Note
Screenshots may differ slightly depending on software version.
We recommend that, before embarking on this high-level feature tour, you work through the in-depth Two-Level Factorial tutorial. That will fill you in on many details that we do not repeat so you can more quickly get the gist of the unique features provided by Stat-Ease 360 for design and analysis of two-level factorials done as a split plot.
Very often, experimenters set up two-level factorial designs with the best intentions of running them in random order, but they find that a given factor, such as temperature, cannot be easily changed. In this case, the analysis should be done by the split-plot method.
Split-plot designs originated in the field of agriculture where experimenters applied one treatment to a large area of land, called a “whole-plot,” and other treatments to smaller areas of land within the whole-plot—called “subplots”. For example, the whole-plot treatment might be fertilizer 1 vs. fertilizer 2, with the subplot treatment being seed type 1 through 8 (see picture below).
This example is based on a polymerase chain reaction—a biochemical technology that amplifies DNA for diagnosing hereditary diseases and other purposes. Due to equipment limitations, it is not convenient to fully randomize the treatments, so the biochemists chose a split-plot design. In this case the whole plots are actually plates that are subjected to varying conditions of time and temperature. The subplots fall into the wells within each plate, within which experimenters can randomly apply the remaining factors.
To bypass the design build without having to enter the names of all the factors, go to Help, Tutorial Data and open PCR.dxpx. Rebuild via File, New Design and clicking Yes to “Use previous design info”. Then note the design specifications for this two-level-factorial split plot.
Total factors: 9. These includes both the whole-plot (hard-to-change) and subplot (easy-to-change).
Hard-to-change (HTC) factors: 3. These are the three thermocycler (whole-plot) factors.
HTC factors laid out as: Full factorial (the default).
Groups per replicate: 8.
Runs per Group: 32. This specifies a 29-1 factorial design for all 9 factors, which is resolution IX. Note that the box changes green for any design that is Res V or better, meaning you can fit main effects and two-factor interactions (2FI).
Click Next to see aliases (there are none of any consequence) and Next again to see the entries for factors. Note here that the HTC factors are labeled lowercase—a, b, and c; while the easy-to-change (ETC) factors are uppercase—E, F, G, H, and J (skipping past letter I due it being reserved as label for model intercept).
Click Next to view the entry for the response and then, accepting the defaults for Signal/Noise ratio, Next again to view the Split-Plot Design Power. Note that lowered power for the HTC factors (a, b and c). This occurs due them being put into 8 groups (whole plots), which restricts randomization.
Click Finish to exit the design-building wizard and produce the experimental plan (recipe sheet), pressing OK on the warning to reset factor levels. Scrolling down you will see how this 256 run design is split up into 8 whole-plot groups. Then, via File, New Design, re-open PCR.dxpx to get the results back.
Now having rebuilt the design and collected the data, continue this feature tour to see Stat-Ease 360’s specialized tools for selecting effects from a two-level-factorial split-plot, as well as the programs statistical analysis, diagnostics and informative displays for assessing the final outcome.
Analysis is the same as for a factorial design, except for one key difference: The subplot and whole-plot effects are analyzed separately—each getting its own half-normal plot. To get started on analyzing the Amplification response, click the Amplification node under the Analysis branch at the left.

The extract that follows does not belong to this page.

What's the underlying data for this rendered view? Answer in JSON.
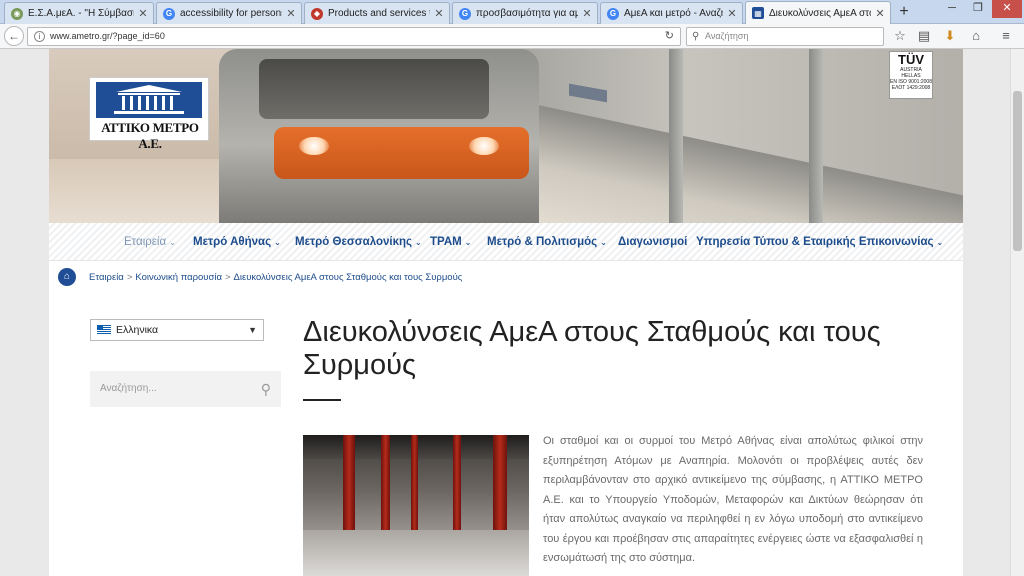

Click the Start Analysis button to bring up the Subplot Effects tab.
Select the significant effects (those that stand out to the right) by clicking them as shown below.

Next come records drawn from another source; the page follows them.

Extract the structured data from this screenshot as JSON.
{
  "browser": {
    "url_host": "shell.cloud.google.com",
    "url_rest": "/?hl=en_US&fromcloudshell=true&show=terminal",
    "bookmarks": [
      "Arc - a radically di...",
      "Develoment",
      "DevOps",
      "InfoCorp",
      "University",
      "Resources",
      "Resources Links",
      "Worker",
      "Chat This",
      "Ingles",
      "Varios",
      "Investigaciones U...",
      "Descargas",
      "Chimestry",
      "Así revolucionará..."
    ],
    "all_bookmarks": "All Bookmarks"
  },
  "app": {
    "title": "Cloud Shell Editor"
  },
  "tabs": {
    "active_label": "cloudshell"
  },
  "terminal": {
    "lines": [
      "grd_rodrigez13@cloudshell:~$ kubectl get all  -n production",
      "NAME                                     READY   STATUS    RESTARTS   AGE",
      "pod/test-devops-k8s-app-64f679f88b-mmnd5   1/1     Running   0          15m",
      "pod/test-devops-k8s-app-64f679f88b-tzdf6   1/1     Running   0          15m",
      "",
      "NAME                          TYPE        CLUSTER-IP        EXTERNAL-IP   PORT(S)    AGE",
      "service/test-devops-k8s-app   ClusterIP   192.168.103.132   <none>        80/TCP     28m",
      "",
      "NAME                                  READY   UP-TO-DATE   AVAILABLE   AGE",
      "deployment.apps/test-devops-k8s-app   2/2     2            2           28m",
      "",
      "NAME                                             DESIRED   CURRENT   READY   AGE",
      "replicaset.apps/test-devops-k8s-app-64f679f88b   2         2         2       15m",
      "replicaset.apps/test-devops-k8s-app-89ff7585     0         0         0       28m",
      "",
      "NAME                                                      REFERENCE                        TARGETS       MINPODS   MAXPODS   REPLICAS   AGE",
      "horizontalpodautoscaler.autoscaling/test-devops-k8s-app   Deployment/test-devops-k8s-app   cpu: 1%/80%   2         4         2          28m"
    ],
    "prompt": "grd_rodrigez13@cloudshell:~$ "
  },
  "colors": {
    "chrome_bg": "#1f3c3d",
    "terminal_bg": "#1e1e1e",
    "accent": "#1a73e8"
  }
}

Notice how the Pareto chart, at the right in this default side-by-side view [|], updates as you modify the half-normal effect selection.
Click the Whole-plot Effects tab and press Yes when asked the question about hierarchy. As shown below, select the significant whole-plot effects not already chosen for hierarchy.

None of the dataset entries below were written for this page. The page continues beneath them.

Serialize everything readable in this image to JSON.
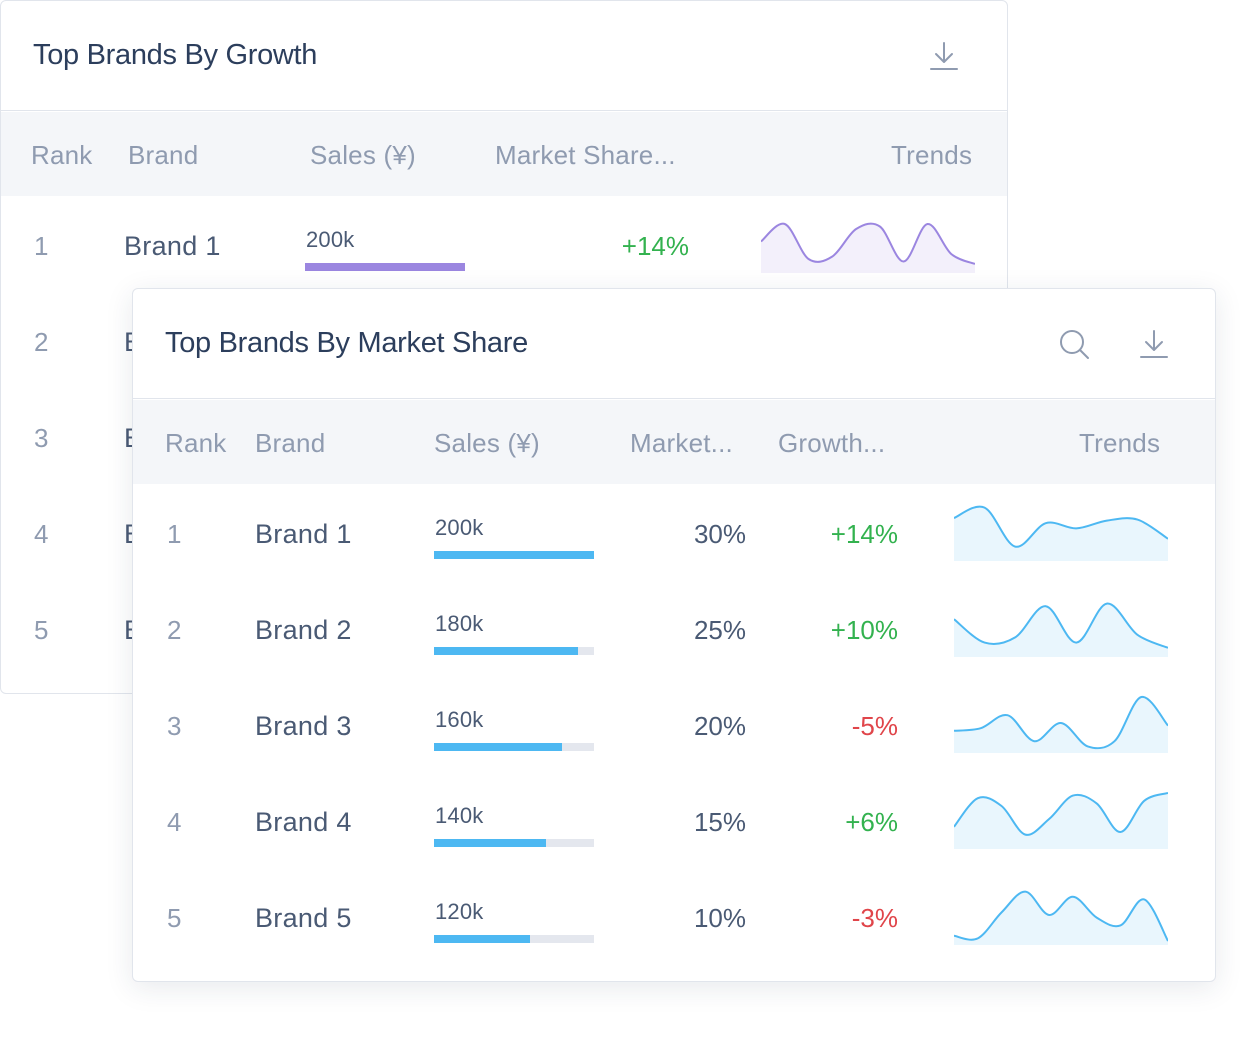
{
  "back_panel": {
    "title": "Top Brands By Growth",
    "columns": {
      "rank": "Rank",
      "brand": "Brand",
      "sales": "Sales (¥)",
      "share": "Market Share...",
      "trends": "Trends"
    },
    "accent": "#9b86e0",
    "rows": [
      {
        "rank": "1",
        "brand": "Brand 1",
        "sales": "200k",
        "sales_fraction": 1.0,
        "growth": "+14%",
        "trend": [
          0.55,
          0.9,
          0.2,
          0.25,
          0.8,
          0.85,
          0.15,
          0.9,
          0.3,
          0.1
        ]
      },
      {
        "rank": "2",
        "brand": "E"
      },
      {
        "rank": "3",
        "brand": "E"
      },
      {
        "rank": "4",
        "brand": "E"
      },
      {
        "rank": "5",
        "brand": "E"
      }
    ]
  },
  "front_panel": {
    "title": "Top Brands By Market Share",
    "columns": {
      "rank": "Rank",
      "brand": "Brand",
      "sales": "Sales (¥)",
      "share": "Market...",
      "growth": "Growth...",
      "trends": "Trends"
    },
    "accent": "#4db8f2",
    "rows": [
      {
        "rank": "1",
        "brand": "Brand 1",
        "sales": "200k",
        "sales_fraction": 1.0,
        "share": "30%",
        "growth": "+14%",
        "growth_positive": true,
        "trend": [
          0.75,
          0.95,
          0.2,
          0.65,
          0.55,
          0.7,
          0.72,
          0.35
        ]
      },
      {
        "rank": "2",
        "brand": "Brand 2",
        "sales": "180k",
        "sales_fraction": 0.9,
        "share": "25%",
        "growth": "+10%",
        "growth_positive": true,
        "trend": [
          0.65,
          0.2,
          0.3,
          0.9,
          0.2,
          0.95,
          0.35,
          0.1
        ]
      },
      {
        "rank": "3",
        "brand": "Brand 3",
        "sales": "160k",
        "sales_fraction": 0.8,
        "share": "20%",
        "growth": "-5%",
        "growth_positive": false,
        "trend": [
          0.35,
          0.4,
          0.65,
          0.15,
          0.5,
          0.05,
          0.15,
          1.0,
          0.45
        ]
      },
      {
        "rank": "4",
        "brand": "Brand 4",
        "sales": "140k",
        "sales_fraction": 0.7,
        "share": "15%",
        "growth": "+6%",
        "growth_positive": true,
        "trend": [
          0.35,
          0.9,
          0.75,
          0.2,
          0.5,
          0.95,
          0.8,
          0.25,
          0.85,
          1.0
        ]
      },
      {
        "rank": "5",
        "brand": "Brand 5",
        "sales": "120k",
        "sales_fraction": 0.6,
        "share": "10%",
        "growth": "-3%",
        "growth_positive": false,
        "trend": [
          0.1,
          0.05,
          0.55,
          0.95,
          0.5,
          0.85,
          0.45,
          0.3,
          0.8,
          0.0
        ]
      }
    ]
  },
  "icons": {
    "download": "download-icon",
    "search": "search-icon"
  },
  "colors": {
    "positive": "#33b24f",
    "negative": "#e0454a",
    "header_bg": "#f4f6f9",
    "border": "#e1e5ec"
  }
}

Click on the ANOVA (REML) tab. The restricted maximum likelihood (REML) analysis is necessary to properly identify the significant effects and calculate p-values for split-plot designs. In this case, all the whole-plot and sub-plot terms are significant at the p < 0.05 level.
Click on the Diagnostics tab and analyze the diagnostics as you normally would. (For more details refer to the Two-Level Factorial tutorial, which goes into far more depth than this high-level feature tour.) There is one possible outlier (outside the red lines), but in a design with 256 runs, that is not unexpected, so leave that run in.
The model graphs, numerical optimization and other post-analysis options work as they do for all two-level factorial designs. Explore the graphs for conditions that maximize the “Amplification” response.
This concludes a quick pass through the two-level factorial tools provided by Stat-Ease 360 software for a split-plot experiments. Consider saving your results and then seeing via Numerical Optimization what the program recommends for achieving maximum optimization for the polymerase chain reaction (PCR). It is quite amazing what DOE can do with the proper tools!